Dark Waters

December 5, 20195 min

In a time when, if you blink you could miss a major news story, it is good to have movies to remind you of something you might have missed. The world is filled with people who want to do others harm all for the benefit of their wallets. Most of us take the approach of if it doesn’t affect me, then why worry about it, but that is where most of us go wrong. So many things do affect us, I think though it is just easier to turn your gaze than it is to look at something that you don’t want to see. While a lot of us feel that way, you have people like Robert Bilott, who don’t turn away and instead tries to do something about it.

You could say a lot has been sacrificed to make everyday life easier for us humans. There seems to be a daily new invention that makes living a little bit easier , but seldom do we think of the cost for that convenience. At some point in time DuPont changed the world with the invention of Teflon and ushering in an era where you could cook eggs and they would not stick to your pan among many other things. Little did everyone know that a chemical in that material had some harmful side effects, that is everyone but DuPont. Robert Bilott (Mark Ruffalo) is a corporate lawyer who has spent his career defending companies like DuPont. That changes when a friend of his grandma comes to him about his cattle dying and the reason he believes that is happening. That begins a case that will take over thirteen years to have DuPont admit publicly what they already where saying internally. All of this lead to DuPont admitting guilt in one of the biggest cases of corporate wrong doing in American History.

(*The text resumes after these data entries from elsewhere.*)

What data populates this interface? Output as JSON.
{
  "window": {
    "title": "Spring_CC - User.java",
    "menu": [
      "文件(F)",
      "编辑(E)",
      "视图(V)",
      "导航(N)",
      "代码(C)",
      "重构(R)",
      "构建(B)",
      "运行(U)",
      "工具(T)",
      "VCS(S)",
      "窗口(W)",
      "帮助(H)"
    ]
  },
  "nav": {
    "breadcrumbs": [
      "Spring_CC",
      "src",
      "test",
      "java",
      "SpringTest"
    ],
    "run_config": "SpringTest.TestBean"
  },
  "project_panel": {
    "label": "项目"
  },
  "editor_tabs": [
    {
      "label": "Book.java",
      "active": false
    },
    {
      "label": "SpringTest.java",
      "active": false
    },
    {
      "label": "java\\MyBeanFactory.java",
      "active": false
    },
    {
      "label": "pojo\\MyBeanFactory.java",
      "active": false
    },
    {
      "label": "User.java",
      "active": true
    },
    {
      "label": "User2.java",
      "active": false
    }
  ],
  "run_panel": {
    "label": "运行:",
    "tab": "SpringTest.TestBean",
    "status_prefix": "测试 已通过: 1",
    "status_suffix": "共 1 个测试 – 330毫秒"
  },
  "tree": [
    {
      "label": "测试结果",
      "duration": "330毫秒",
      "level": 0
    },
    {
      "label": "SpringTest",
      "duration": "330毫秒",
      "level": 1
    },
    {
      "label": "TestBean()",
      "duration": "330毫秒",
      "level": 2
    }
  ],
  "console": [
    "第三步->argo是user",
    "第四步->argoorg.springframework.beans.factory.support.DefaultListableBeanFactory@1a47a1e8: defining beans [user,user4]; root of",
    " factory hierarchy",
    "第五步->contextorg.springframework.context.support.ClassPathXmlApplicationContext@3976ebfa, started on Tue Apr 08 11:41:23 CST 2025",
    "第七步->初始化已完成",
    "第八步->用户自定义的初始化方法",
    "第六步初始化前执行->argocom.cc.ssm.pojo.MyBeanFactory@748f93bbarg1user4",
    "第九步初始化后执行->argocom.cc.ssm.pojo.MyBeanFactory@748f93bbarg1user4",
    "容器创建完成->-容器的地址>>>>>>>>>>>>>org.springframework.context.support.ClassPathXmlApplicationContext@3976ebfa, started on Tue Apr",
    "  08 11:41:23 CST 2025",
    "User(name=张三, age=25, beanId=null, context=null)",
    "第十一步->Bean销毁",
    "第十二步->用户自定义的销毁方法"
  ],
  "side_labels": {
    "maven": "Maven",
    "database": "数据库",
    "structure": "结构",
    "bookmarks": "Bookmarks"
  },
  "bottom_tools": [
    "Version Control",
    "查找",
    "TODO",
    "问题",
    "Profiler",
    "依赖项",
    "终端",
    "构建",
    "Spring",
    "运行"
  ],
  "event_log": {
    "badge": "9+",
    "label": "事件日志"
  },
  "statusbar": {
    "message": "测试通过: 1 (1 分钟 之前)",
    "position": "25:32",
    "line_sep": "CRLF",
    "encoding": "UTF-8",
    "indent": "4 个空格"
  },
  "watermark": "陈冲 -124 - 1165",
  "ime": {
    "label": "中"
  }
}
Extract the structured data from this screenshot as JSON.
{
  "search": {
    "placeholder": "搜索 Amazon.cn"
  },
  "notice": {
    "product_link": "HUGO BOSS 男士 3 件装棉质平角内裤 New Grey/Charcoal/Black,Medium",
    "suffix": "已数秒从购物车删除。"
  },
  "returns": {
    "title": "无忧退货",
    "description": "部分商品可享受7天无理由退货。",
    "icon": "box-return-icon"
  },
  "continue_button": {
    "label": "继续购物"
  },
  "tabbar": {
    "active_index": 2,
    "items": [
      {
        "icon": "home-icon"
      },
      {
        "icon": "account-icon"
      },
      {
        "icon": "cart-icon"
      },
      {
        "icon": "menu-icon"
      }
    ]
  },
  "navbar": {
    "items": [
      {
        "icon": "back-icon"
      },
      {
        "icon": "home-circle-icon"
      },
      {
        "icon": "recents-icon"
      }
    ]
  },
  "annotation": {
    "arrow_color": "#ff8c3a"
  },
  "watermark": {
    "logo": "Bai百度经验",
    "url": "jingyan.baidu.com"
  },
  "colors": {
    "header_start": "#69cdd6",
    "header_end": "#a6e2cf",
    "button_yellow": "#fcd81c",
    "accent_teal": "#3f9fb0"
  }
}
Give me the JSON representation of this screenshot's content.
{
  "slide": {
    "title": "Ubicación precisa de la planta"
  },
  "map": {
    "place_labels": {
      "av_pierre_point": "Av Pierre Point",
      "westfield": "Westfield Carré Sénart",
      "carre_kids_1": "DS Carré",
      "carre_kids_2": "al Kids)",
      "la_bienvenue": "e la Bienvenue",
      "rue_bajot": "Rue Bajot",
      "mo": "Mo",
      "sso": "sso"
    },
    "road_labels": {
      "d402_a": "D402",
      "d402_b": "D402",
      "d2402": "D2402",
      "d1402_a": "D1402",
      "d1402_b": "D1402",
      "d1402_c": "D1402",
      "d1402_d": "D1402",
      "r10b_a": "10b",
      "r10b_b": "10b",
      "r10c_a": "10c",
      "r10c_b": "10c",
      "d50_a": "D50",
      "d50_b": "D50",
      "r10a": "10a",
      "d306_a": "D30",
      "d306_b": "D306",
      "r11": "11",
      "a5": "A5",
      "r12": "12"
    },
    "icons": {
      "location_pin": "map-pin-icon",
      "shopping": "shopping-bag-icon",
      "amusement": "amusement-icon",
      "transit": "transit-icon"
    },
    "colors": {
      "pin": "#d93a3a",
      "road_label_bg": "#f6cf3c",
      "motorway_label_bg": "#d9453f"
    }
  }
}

Hearing stories like this don’t make you feel good about the human race. I mean how can a whole corporation just knowingly do another harm, all for a profit. Stories like this need to be told and doing so through a film can open a lot of eyes to something that should be remembered as not to repeat it. The problem can be in how the narrative is told as you are not just informing, but also entertaining. With Dark Waters, writers Mario Correa, Nathaniel Rich, and Matthew Michael Carnahan do a great job at informing, but lack in the compelling department. The series of events feels slow and often uninspired, which is how I felt about learning chemistry in high school. While the story feels important, the performances don’t convey that and instead have you checking your watch more than moving to the edge of your seat. You want to get into this story, but it just never pulls you in completely and feels like you are watching CSPAN instead of a motion picture. The film is worth your time, but I think you can get more from reading, because when it comes to this movie it feel like too much of a chore to watch it.